Trade-offs: Maximum isolation and scalability. Each agent gets a clean environment, preventing interference between tasks. Resources scale with workload, and you only pay for compute when agents are active. However, this is the most complex model to build and operate. Environment provisioning adds latency, and coordinating state across ephemeral containers requires careful design.
Example: An agentic software delivery platform where a supervisor agent receives a feature request, then spawns specialist agents in isolated Daytona environments — a discovery agent analyses requirements, an architecture agent designs the solution, coding agents write and test the code in parallel containers, and a deployment agent handles release. Each agent has its own workspace with git, compilers, and testing frameworks available.
Choosing the Right Runtime
The right runtime architecture depends on what your agents actually do, not on what sounds most sophisticated. Match the architecture to the use case.
| Dimension | Managed Platform | Shared Infrastructure | Ephemeral Runtimes |
|---|---|---|---|
| Setup effort | Low — platform handles it | Medium — you build the framework | High — orchestrator plus runtime provisioning |
| Control | Limited to platform capabilities | Full control over agent loop and integration | Full control plus environment isolation |
| Isolation | Logical (platform-managed) | Shared resources between agents | Full container isolation per agent |
| Scalability | Platform-managed auto-scaling | Manual scaling of shared infrastructure | Scales with workload; pay only when active |
| Cost model | Pay per use (platform fees plus model costs) | Fixed infrastructure plus model costs | Per-environment compute plus model costs |
| Portability | Locked to provider | Portable across clouds | Portable (container-based) |
| Dev tooling access | Not available | Limited (shared environment) | Full (git, compilers, runtimes, etc.) |
| Ideal agent types | Advisory, conversational, business process | Custom automation, multi-agent coordination | Software delivery, code execution, data pipelines |
The Pragmatic Approach
As with all technology decisions, start with the simplest architecture that meets your needs:
- If your agents reason and call tools — a managed platform is likely sufficient. Don't build infrastructure you don't need.
- If you need control or portability — build your own framework on shared infrastructure. This gives you flexibility without the complexity of managing ephemeral environments.
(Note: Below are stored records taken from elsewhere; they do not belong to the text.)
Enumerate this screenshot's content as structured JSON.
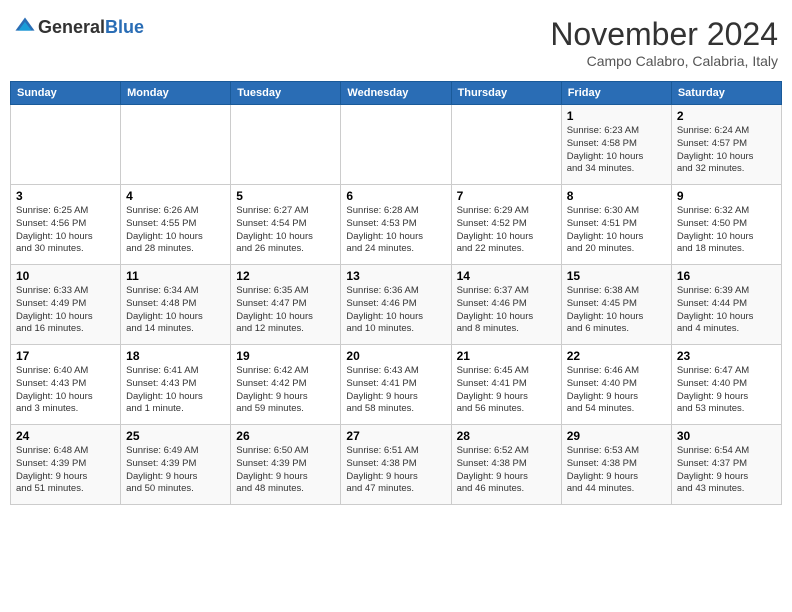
{
  "header": {
    "logo_general": "General",
    "logo_blue": "Blue",
    "month_title": "November 2024",
    "location": "Campo Calabro, Calabria, Italy"
  },
  "days_of_week": [
    "Sunday",
    "Monday",
    "Tuesday",
    "Wednesday",
    "Thursday",
    "Friday",
    "Saturday"
  ],
  "weeks": [
    [
      {
        "day": "",
        "info": ""
      },
      {
        "day": "",
        "info": ""
      },
      {
        "day": "",
        "info": ""
      },
      {
        "day": "",
        "info": ""
      },
      {
        "day": "",
        "info": ""
      },
      {
        "day": "1",
        "info": "Sunrise: 6:23 AM\nSunset: 4:58 PM\nDaylight: 10 hours\nand 34 minutes."
      },
      {
        "day": "2",
        "info": "Sunrise: 6:24 AM\nSunset: 4:57 PM\nDaylight: 10 hours\nand 32 minutes."
      }
    ],
    [
      {
        "day": "3",
        "info": "Sunrise: 6:25 AM\nSunset: 4:56 PM\nDaylight: 10 hours\nand 30 minutes."
      },
      {
        "day": "4",
        "info": "Sunrise: 6:26 AM\nSunset: 4:55 PM\nDaylight: 10 hours\nand 28 minutes."
      },
      {
        "day": "5",
        "info": "Sunrise: 6:27 AM\nSunset: 4:54 PM\nDaylight: 10 hours\nand 26 minutes."
      },
      {
        "day": "6",
        "info": "Sunrise: 6:28 AM\nSunset: 4:53 PM\nDaylight: 10 hours\nand 24 minutes."
      },
      {
        "day": "7",
        "info": "Sunrise: 6:29 AM\nSunset: 4:52 PM\nDaylight: 10 hours\nand 22 minutes."
      },
      {
        "day": "8",
        "info": "Sunrise: 6:30 AM\nSunset: 4:51 PM\nDaylight: 10 hours\nand 20 minutes."
      },
      {
        "day": "9",
        "info": "Sunrise: 6:32 AM\nSunset: 4:50 PM\nDaylight: 10 hours\nand 18 minutes."
      }
    ],
    [
      {
        "day": "10",
        "info": "Sunrise: 6:33 AM\nSunset: 4:49 PM\nDaylight: 10 hours\nand 16 minutes."
      },
      {
        "day": "11",
        "info": "Sunrise: 6:34 AM\nSunset: 4:48 PM\nDaylight: 10 hours\nand 14 minutes."
      },
      {
        "day": "12",
        "info": "Sunrise: 6:35 AM\nSunset: 4:47 PM\nDaylight: 10 hours\nand 12 minutes."
      },
      {
        "day": "13",
        "info": "Sunrise: 6:36 AM\nSunset: 4:46 PM\nDaylight: 10 hours\nand 10 minutes."
      },
      {
        "day": "14",
        "info": "Sunrise: 6:37 AM\nSunset: 4:46 PM\nDaylight: 10 hours\nand 8 minutes."
      },
      {
        "day": "15",
        "info": "Sunrise: 6:38 AM\nSunset: 4:45 PM\nDaylight: 10 hours\nand 6 minutes."
      },
      {
        "day": "16",
        "info": "Sunrise: 6:39 AM\nSunset: 4:44 PM\nDaylight: 10 hours\nand 4 minutes."
      }
    ],
    [
      {
        "day": "17",
        "info": "Sunrise: 6:40 AM\nSunset: 4:43 PM\nDaylight: 10 hours\nand 3 minutes."
      },
      {
        "day": "18",
        "info": "Sunrise: 6:41 AM\nSunset: 4:43 PM\nDaylight: 10 hours\nand 1 minute."
      },
      {
        "day": "19",
        "info": "Sunrise: 6:42 AM\nSunset: 4:42 PM\nDaylight: 9 hours\nand 59 minutes."
      },
      {
        "day": "20",
        "info": "Sunrise: 6:43 AM\nSunset: 4:41 PM\nDaylight: 9 hours\nand 58 minutes."
      },
      {
        "day": "21",
        "info": "Sunrise: 6:45 AM\nSunset: 4:41 PM\nDaylight: 9 hours\nand 56 minutes."
      },
      {
        "day": "22",
        "info": "Sunrise: 6:46 AM\nSunset: 4:40 PM\nDaylight: 9 hours\nand 54 minutes."
      },
      {
        "day": "23",
        "info": "Sunrise: 6:47 AM\nSunset: 4:40 PM\nDaylight: 9 hours\nand 53 minutes."
      }
    ],
    [
      {
        "day": "24",
        "info": "Sunrise: 6:48 AM\nSunset: 4:39 PM\nDaylight: 9 hours\nand 51 minutes."
      },
      {
        "day": "25",
        "info": "Sunrise: 6:49 AM\nSunset: 4:39 PM\nDaylight: 9 hours\nand 50 minutes."
      },
      {
        "day": "26",
        "info": "Sunrise: 6:50 AM\nSunset: 4:39 PM\nDaylight: 9 hours\nand 48 minutes."
      },
      {
        "day": "27",
        "info": "Sunrise: 6:51 AM\nSunset: 4:38 PM\nDaylight: 9 hours\nand 47 minutes."
      },
      {
        "day": "28",
        "info": "Sunrise: 6:52 AM\nSunset: 4:38 PM\nDaylight: 9 hours\nand 46 minutes."
      },
      {
        "day": "29",
        "info": "Sunrise: 6:53 AM\nSunset: 4:38 PM\nDaylight: 9 hours\nand 44 minutes."
      },
      {
        "day": "30",
        "info": "Sunrise: 6:54 AM\nSunset: 4:37 PM\nDaylight: 9 hours\nand 43 minutes."
      }
    ]
  ]
}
- If your agents execute code or manipulate systems — consider ephemeral runtimes. The isolation and clean-state benefits justify the additional complexity.
Many organisations will use more than one model. Advisory agents might run on a managed platform while software delivery agents use ephemeral runtimes — all coordinated through a shared orchestration layer. The key is matching the runtime to the workload, not defaulting to the most complex option.
Your runtime architecture will evolve. Start with a managed platform for your first agents. As you encounter limitations or need greater control, graduate to shared infrastructure. Reserve ephemeral runtimes for use cases that genuinely need them. This is the Game of Inches applied to infrastructure — add complexity only when the use case demands it.